Le preoccupazioni di chi teme che una lingua nazionale distrugga i suoi dialetti hanno in questi ultimi anni disteso buoni argomenti (sia pure, a me pare, parossistici), sindromi vittimistiche e ragionamenti pretestuosi. Quasi tutti, questi ultimi, tesi al non fare e spia di un atteggiamento di sostanziale negazione della possibilità per il sardo di uscire dal folclore e dal localismo esasperato.
Non è un caso che fra i più accesi sostenitori del localismo ci siano quanti per anni, soprattutto intorno al Settanta e all’Ottanta, si sono schierati contro il riconoscimento della lingua sarda. Sono coloro che hanno fatto battaglie epiche contro la proposta di legge di iniziativa popolare sul bilinguismo (1975-76); che nel 1989 in Consiglio regionale hanno affossato con voto segreto la timidissima legge sulla lingua; che nel 1997, persa la battaglia contro il sardo, imposero la trasformazione della legge sulla lingua in legge per la cultura e per la lingua sarda, impedendo che la Sardegna si dotasse di una politica linguistica.

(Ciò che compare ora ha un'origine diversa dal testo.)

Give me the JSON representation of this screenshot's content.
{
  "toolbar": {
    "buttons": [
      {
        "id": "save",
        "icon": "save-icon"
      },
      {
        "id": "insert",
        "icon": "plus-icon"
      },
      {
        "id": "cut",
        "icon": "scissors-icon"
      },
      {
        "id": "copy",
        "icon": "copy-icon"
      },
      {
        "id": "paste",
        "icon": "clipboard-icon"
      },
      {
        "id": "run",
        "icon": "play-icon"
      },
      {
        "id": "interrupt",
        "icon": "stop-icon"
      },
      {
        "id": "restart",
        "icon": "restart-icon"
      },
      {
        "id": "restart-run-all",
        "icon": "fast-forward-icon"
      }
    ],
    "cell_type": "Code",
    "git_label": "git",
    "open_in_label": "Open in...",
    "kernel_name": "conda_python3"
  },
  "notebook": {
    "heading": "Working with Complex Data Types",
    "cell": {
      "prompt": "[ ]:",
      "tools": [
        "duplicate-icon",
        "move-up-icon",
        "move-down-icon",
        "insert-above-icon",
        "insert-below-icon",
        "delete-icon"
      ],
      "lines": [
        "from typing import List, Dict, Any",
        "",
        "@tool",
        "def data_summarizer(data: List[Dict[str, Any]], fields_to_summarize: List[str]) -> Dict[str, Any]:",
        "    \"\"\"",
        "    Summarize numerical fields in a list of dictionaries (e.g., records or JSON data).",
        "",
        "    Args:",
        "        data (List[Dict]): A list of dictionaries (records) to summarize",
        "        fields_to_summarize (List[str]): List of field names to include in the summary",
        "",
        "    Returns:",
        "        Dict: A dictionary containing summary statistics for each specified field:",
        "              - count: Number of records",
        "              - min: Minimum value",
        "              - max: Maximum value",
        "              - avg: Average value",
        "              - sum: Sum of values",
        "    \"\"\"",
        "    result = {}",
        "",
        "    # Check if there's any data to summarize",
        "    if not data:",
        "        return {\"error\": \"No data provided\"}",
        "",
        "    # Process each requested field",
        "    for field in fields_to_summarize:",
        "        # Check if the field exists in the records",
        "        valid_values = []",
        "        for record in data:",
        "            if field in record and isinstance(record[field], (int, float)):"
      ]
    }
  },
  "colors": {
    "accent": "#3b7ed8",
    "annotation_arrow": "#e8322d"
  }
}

È nata in questi ambienti, persa la guerra santa contro il sardo, la battaglia per la parcellizzazione, sfruttando la paura che un processo di unitarietà della lingua potesse comportare danni alle parlate locali. Si tratta naturalmente di una incolta sciocchezza che non tiene conto di due fatti conosciuti: a) neppure 150 anni di imposizione della lingua italiana sono riusciti a distruggere dialetti e lingue preesistenti, nonostante la messa in campo di strumenti di coercizione enormi, dalla scuola al cinema, dall’esercito alla televisione al tentativo, abortito solo per fine di legislatura, di introdurre in Costituzione che la lingua ufficiale della Repubblica è l’italiano; b) il radicamento dei dialetti nelle comunità di riferimento.
Pur incolta e strumentale, la battaglia per dividere per meglio comandare ha fatto danni cui non sarà facile rimediare: si è insinuata e ha fatto nido in persone che magari si dicono parte del popolo sardo ma non riescono a trarre le conseguenze da questo senso di appartenenza. Le cose peggiorano notevolmente quando a dar corpo alle ombre ci si mettono coloro che di mestiere fanno i linguisti e, quindi, hanno l’obbligo della scientificità delle loro affermazioni.
Capita così di leggere un articolo della professoressa Marinella Lõrinczi, solitamente garbata e problematica nel suo scrivere. Personalmente stento a condividere la sua visione dei problemi della lingua sarda per quanto legittima e ben argomentata. Questa volta, però, temo che si sia lasciata prendere la mano nella condivisione di quel senso di vittimismo che contraddistingue alcuni cittadini sardi abitanti nei Campidani. Nei loro confronti, secondo la professoressa, sarebbe in atto una discriminazione “non giustificata da nulla di scientifico o di storico (il campidanese è meno lingua del logudorese? i Campidanesi avranno mai oppresso gli altri?), se non dai luoghi comuni culturali o dagli stereotipi nazionalistici, dai quali dovremmo guardarci bene”.
“Stereotipi nazionalistici”? Addirittura. Esistono, dunque, due nazioni in Sardegna, una della quale (immagino la logudorese) discrimina la nazione campidanese. E dove mettiamo i baroniesi, i nuoresi, gli ogliastrini del nord e quelli del sud? Che dire della "Nazione" gallurese, e delle "nazioni" tabarchina, catalana e sassarese? Anche queste, evidentemente, sono vittime degli “stereotipi nazionalisti”. Guardiamoci, certo, dagli stereotipi. Ma da tutti.